Why system requirements for VR is so big?

Do they have uber 2x 4k resolutions?
Because, for example Radeon R9 290 can simply play 4K games on Ultra without any problems.
 
Rift specific blog, but general concept applies: https://www.oculus.com/en-us/blog/powering-the-rift/

Specifically:

At the same time, there are three key VR graphics challenges to note: raw rendering costs, real-time performance, and latency.

On the raw rendering costs: a traditional 1080p game at 60Hz requires 124 million shaded pixels per second. In contrast, the Rift runs at 2160×1200 at 90Hz split over dual displays, consuming 233 million pixels per second. At the default eye-target scale, the Rift’s rendering requirements go much higher: around 400 million shaded pixels per second. This means that by raw rendering costs alone, a VR game will require approximately 3x the GPU power of 1080p rendering.

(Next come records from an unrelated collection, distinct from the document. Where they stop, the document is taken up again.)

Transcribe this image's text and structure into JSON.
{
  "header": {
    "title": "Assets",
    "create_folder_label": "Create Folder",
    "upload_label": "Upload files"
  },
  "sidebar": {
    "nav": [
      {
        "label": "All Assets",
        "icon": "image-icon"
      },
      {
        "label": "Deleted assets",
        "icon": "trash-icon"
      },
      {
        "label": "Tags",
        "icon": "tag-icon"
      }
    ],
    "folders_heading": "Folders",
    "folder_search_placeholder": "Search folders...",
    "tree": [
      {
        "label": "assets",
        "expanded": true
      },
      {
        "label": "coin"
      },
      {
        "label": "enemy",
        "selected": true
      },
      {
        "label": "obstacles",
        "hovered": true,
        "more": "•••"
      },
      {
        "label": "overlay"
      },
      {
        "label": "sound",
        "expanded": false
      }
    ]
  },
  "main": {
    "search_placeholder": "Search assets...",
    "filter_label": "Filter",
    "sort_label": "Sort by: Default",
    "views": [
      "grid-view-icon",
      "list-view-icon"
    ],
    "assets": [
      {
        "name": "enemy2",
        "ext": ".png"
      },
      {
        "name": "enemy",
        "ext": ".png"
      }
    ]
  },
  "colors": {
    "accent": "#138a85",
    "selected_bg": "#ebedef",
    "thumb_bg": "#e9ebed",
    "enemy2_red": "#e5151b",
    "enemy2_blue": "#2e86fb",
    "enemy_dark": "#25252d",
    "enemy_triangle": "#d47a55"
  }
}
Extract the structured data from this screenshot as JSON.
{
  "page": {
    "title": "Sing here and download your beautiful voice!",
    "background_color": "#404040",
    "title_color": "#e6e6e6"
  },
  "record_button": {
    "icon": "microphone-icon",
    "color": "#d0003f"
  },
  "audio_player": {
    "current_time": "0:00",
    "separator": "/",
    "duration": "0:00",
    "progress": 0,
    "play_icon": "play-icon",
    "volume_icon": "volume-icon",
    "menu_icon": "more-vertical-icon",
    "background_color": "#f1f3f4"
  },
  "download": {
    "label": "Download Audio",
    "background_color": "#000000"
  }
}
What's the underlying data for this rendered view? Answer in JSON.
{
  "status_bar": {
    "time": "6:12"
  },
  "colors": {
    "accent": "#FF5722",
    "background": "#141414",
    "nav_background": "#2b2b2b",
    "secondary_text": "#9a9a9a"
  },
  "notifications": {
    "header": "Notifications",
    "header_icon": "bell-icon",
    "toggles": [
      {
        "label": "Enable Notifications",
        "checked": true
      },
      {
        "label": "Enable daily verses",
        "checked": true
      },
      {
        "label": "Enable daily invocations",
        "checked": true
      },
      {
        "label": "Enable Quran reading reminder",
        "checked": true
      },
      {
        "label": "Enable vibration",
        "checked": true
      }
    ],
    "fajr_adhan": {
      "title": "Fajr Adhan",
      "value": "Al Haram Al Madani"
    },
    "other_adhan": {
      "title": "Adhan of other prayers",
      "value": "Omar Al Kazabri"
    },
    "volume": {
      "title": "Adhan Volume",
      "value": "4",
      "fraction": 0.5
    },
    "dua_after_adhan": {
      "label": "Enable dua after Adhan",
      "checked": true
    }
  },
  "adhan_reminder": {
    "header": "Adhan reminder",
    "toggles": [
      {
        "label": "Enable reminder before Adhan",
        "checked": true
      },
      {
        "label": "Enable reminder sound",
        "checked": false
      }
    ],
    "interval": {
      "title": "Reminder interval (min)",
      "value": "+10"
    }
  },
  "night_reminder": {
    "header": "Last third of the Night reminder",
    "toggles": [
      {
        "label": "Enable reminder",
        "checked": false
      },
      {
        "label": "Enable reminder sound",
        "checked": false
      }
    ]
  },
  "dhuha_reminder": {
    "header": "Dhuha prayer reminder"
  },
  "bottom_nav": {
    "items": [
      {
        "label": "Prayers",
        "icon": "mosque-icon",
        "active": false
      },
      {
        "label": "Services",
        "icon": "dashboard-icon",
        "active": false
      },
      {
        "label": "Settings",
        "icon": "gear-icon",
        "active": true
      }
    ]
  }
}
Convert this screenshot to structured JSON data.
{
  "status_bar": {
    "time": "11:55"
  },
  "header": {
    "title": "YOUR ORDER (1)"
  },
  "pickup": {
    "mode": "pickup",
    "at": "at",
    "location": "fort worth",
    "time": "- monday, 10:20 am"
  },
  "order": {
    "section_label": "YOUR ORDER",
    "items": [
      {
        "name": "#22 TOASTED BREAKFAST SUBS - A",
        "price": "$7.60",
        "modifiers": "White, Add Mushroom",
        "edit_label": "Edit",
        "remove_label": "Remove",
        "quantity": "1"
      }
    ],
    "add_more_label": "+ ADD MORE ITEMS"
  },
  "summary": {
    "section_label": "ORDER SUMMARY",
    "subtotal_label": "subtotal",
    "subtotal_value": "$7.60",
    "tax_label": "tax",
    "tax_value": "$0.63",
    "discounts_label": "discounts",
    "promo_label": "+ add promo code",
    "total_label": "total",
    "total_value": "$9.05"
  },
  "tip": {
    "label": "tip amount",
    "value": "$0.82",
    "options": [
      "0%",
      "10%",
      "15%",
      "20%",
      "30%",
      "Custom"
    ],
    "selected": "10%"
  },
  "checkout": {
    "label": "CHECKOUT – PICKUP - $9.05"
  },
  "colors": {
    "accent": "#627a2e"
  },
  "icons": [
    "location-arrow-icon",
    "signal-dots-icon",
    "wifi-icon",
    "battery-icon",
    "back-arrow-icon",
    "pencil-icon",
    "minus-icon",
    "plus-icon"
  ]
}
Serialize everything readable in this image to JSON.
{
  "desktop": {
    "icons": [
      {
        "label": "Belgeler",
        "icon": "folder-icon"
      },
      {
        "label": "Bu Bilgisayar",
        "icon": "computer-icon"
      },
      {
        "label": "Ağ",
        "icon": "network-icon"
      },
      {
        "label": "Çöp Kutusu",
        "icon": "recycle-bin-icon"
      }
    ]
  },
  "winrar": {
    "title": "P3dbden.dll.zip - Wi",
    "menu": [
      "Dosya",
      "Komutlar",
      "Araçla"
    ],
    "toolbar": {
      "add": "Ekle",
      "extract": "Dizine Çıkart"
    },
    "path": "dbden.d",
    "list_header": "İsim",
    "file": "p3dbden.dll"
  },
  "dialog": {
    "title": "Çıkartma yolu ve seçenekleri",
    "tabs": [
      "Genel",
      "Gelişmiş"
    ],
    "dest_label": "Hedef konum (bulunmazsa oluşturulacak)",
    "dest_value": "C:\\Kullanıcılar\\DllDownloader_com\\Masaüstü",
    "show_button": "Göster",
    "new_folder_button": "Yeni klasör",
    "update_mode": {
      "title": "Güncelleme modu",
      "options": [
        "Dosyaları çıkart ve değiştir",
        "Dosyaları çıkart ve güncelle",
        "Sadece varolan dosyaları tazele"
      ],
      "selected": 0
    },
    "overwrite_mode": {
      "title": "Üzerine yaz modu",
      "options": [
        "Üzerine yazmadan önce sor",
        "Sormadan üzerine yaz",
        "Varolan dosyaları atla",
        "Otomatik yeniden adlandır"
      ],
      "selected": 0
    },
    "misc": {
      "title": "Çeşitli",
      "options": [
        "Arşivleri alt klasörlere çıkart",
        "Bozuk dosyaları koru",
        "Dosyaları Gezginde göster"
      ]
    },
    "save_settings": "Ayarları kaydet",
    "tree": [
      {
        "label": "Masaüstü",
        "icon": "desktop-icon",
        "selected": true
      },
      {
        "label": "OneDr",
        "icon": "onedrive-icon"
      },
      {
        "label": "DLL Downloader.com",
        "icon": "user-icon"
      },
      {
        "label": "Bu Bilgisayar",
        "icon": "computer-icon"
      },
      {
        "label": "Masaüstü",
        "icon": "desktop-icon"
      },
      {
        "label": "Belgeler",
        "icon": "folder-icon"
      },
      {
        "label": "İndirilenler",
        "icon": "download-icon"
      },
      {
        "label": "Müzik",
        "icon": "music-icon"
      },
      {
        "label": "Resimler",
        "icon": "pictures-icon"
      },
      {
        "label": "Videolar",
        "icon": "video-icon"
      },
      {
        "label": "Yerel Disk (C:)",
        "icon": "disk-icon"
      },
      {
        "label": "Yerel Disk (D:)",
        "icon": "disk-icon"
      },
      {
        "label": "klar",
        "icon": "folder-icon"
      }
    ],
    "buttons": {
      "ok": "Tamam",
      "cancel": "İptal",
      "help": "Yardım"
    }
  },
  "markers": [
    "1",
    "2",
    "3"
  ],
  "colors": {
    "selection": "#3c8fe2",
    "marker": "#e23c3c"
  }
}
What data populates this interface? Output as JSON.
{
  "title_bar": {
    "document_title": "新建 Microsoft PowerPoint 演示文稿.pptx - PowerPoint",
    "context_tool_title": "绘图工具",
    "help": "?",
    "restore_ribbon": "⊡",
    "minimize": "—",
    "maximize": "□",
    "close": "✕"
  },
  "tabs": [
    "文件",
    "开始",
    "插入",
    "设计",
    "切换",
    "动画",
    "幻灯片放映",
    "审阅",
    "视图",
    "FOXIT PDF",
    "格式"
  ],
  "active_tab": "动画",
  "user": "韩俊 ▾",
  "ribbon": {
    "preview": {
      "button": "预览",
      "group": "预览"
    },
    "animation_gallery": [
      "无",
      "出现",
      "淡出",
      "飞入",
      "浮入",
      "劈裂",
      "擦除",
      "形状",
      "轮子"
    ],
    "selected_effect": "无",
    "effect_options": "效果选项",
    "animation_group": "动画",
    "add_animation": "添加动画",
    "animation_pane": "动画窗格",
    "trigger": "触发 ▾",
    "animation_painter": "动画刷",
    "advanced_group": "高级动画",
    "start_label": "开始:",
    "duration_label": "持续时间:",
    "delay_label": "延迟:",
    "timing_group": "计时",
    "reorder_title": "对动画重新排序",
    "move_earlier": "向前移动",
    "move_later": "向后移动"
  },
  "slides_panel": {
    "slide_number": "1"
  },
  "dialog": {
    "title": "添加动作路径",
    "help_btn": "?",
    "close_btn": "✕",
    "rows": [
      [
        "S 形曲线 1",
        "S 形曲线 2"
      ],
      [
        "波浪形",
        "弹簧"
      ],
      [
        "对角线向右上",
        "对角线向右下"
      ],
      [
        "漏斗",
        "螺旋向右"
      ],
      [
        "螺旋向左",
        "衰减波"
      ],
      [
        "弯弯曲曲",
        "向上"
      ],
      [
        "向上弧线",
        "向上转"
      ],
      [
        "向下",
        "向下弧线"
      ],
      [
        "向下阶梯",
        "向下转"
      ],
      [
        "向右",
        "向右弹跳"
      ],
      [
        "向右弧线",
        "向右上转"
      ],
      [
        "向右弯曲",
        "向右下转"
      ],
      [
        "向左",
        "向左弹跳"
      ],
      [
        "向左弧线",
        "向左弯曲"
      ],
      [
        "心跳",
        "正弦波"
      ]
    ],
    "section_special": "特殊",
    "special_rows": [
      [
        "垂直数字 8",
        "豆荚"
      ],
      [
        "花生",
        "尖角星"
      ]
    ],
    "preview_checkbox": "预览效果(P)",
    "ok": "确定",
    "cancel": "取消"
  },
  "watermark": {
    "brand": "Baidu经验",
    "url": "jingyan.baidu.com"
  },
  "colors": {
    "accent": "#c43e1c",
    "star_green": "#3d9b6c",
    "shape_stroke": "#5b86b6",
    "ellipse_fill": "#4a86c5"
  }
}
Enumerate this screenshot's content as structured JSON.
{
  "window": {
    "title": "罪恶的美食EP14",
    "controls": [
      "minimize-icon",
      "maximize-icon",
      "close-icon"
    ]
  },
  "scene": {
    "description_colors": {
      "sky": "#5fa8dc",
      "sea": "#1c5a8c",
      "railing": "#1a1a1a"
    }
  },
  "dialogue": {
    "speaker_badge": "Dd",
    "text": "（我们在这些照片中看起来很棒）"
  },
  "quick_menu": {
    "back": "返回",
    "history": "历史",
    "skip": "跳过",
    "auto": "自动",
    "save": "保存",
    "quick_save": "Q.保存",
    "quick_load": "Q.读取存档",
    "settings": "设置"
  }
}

Traditionally, PC 3D graphics has had soft real-time requirements, where maintaining 30-60 FPS has been adequate. VR turns graphics into more of a hard real-time problem, as each missed frame is visible. Continuously missing framerate is a jarring, uncomfortable experience. As a result, GPU headroom becomes critical in absorbing unexpected system or content performance potholes.

Finally, we know that minimizing motion-to-photon latency is key to a great VR experience. However, the last few decades of GPU advancements have been built around systems with deep pipelining to achieve maximum throughput at the cost of increased latency; not exactly what we want for VR. Today, minimizing latency comes at the cost of some GPU performance.